Back in Hendersonville Jones continued to be active in local politics.  In 1866 he began the Henderson Pioneer, a newspaper that supported the Union and the idea of the common man while criticizing Governor Worth and the old slaveholding class.  Jones spoke out for internal improvements, such as railroads.  His newspaper also supported the Fourteenth Amendment and spoke out for legal and political equality for blacks.  By the year 1867 he and his newspaper completely supported the Republican viewpoint of Reconstruction and Jones became one the founding members of North Carolina’s Union League.  In July the same year he moved the newspaper to Asheville and continued to be its editor until he entered into politics in 1868.

Jones continued to live in Washington D.C. until 1876 when he moved to Maryland.  In 1884 he moved to Asheville, in 1890 to Oklahoma, and in 1897 to Long Beach California where he died on January 29th, 1901, and was buried in Signal Hill Cemetery.   

 

"...was born in Buncombe county July 21, 1822, was educated at Emory and Henry College; he was a merchant, a strong Union man during the Civil War, and in 1863 joined the Union Army and was captured in East Tennessee while raising a regiment and imprisoned at Asheville and at Camp Vance below Morganton, and at Camp Holmes and at Libby Prison at Richmond, Virginia.  He made his escape Nov. 14, 1864, and joined the Union Army at Cumberland, Maryland. After the war he returned to Hendersonville and was elected a delegate to the State Convention to frame a new constitution in 1865.  He was elected a representative to the 39th Congress but was refused a seat.  He was reelected to the 40th Congress and was admitted July 6, 1868.  He was reelected to the 41st Congress and made his home in Washington, D.C., till 1876, and in Maryland till 1884, when he came to Asheville where he resided till 1890, going thence to Oklahoma, where he remained till 1897, when he moved to Long Beach, California, where he died Jan. 19, 1901...His widow, Sarah Brittain Jones, of Mills river, whom he married in 1843, died in January 1913. (1914. Arthur, John P. Western North Carolina, A History, pp. 645, 646.)

 

Bibliography

Arthur, John Preston.  Western North Carolina:  A History 1730-1913.  Raleigh, NC:  Edwards & Broughton Printing Company, 1914.
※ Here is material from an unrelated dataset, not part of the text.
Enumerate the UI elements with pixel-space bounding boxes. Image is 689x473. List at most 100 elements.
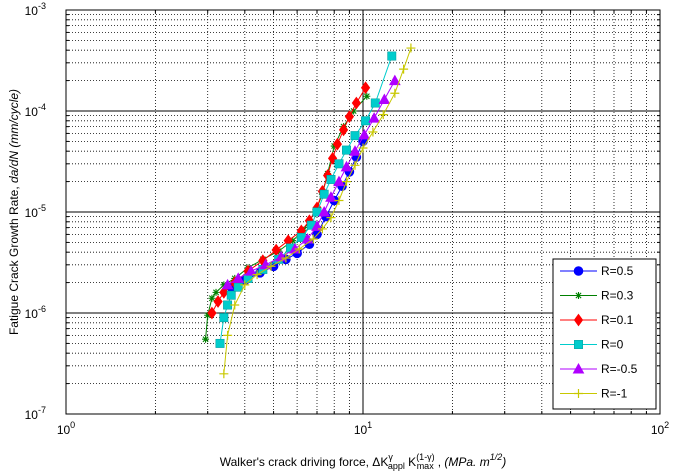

Fiske, John, and Wilson, James Grant, editorsAppleton’s Cyclopaedia of American Biography.  New York:  D. Appleton & Co., 1888-1889.  Reprint.  Detroit:  Gale Research, 1968.

Lanman, Charles.  Biographical Annals of the Civil Government of the United States.  During its first century; from original and official sources.  Washington, DC:  James Anglim, 1876.  Reprint.  Detroit:  Gale Research, 1976.

Powell, William S., ed.  Dictionary of North Carolina Biography.  Chapel Hill, NC:  University of North Carolina Press, 1979.